Using a nested query to search on a semantic text field

Use the following structure for querying nested documents on a semantic text field. This structure ensures that the search works properly with the Elasticsearch integration.

{
  "query": {
    "nested": {
      "path": "semtext.inference.chunks",
      "query": {
        "sparse_vector": {
          "field": "semtext.inference.chunks.embeddings",
          "inference_id": ".elser_model_2_linux-x86_64",
          "query": "$QUERY"
        }
      },
      "inner_hits": {"_source": {"excludes": ["semtext.inference.chunks.embeddings"]}}
    }
  },
  "_source": false
}

Where:

  • semtext

    It is the name of the semantic field.

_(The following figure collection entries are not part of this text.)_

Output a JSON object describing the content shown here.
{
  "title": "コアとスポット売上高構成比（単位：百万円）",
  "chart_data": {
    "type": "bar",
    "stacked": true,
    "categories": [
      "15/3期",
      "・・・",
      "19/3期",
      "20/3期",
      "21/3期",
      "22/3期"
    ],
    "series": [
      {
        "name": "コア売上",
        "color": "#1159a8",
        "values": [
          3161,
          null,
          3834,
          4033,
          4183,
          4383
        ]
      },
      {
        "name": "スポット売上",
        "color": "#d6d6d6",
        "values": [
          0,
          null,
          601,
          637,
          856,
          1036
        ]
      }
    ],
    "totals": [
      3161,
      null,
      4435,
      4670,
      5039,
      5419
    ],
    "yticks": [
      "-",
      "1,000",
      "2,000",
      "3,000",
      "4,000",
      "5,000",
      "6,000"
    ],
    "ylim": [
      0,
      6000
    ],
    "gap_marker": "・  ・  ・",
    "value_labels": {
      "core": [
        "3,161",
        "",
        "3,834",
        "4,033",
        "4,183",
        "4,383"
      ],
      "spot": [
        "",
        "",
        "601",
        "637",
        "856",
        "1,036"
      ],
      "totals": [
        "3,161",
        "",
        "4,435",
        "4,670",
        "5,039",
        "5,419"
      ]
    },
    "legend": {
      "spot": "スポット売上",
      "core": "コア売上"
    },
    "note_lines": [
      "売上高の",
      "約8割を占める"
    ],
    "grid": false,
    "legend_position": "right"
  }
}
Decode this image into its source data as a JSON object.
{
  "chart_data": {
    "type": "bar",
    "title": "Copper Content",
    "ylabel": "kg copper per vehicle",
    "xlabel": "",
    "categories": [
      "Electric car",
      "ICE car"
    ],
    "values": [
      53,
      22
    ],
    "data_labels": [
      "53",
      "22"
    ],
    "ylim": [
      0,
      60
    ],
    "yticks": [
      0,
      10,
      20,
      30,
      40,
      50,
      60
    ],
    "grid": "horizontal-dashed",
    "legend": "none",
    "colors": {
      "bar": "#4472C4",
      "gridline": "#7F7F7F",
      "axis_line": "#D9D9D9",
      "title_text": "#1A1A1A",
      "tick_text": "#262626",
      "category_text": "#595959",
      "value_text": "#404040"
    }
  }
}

You might need to update it if your semantic field has a different name. For more information, see Semantic text field type Icon for redirecting to external pages. in Elasticsearch documentation.

  • semtext.inference.chunks

    It refers to the field that stores the chunked texts and embeddings.

  • sparse_vector

    It specifies the type of the query, in this case, a sparse_vector query. It is a similar, but newer type of query compared to the text_expansion query.

  • semtext.inference.chunks.embeddings

    It refers to the field that stores the embeddings for the chunked texts.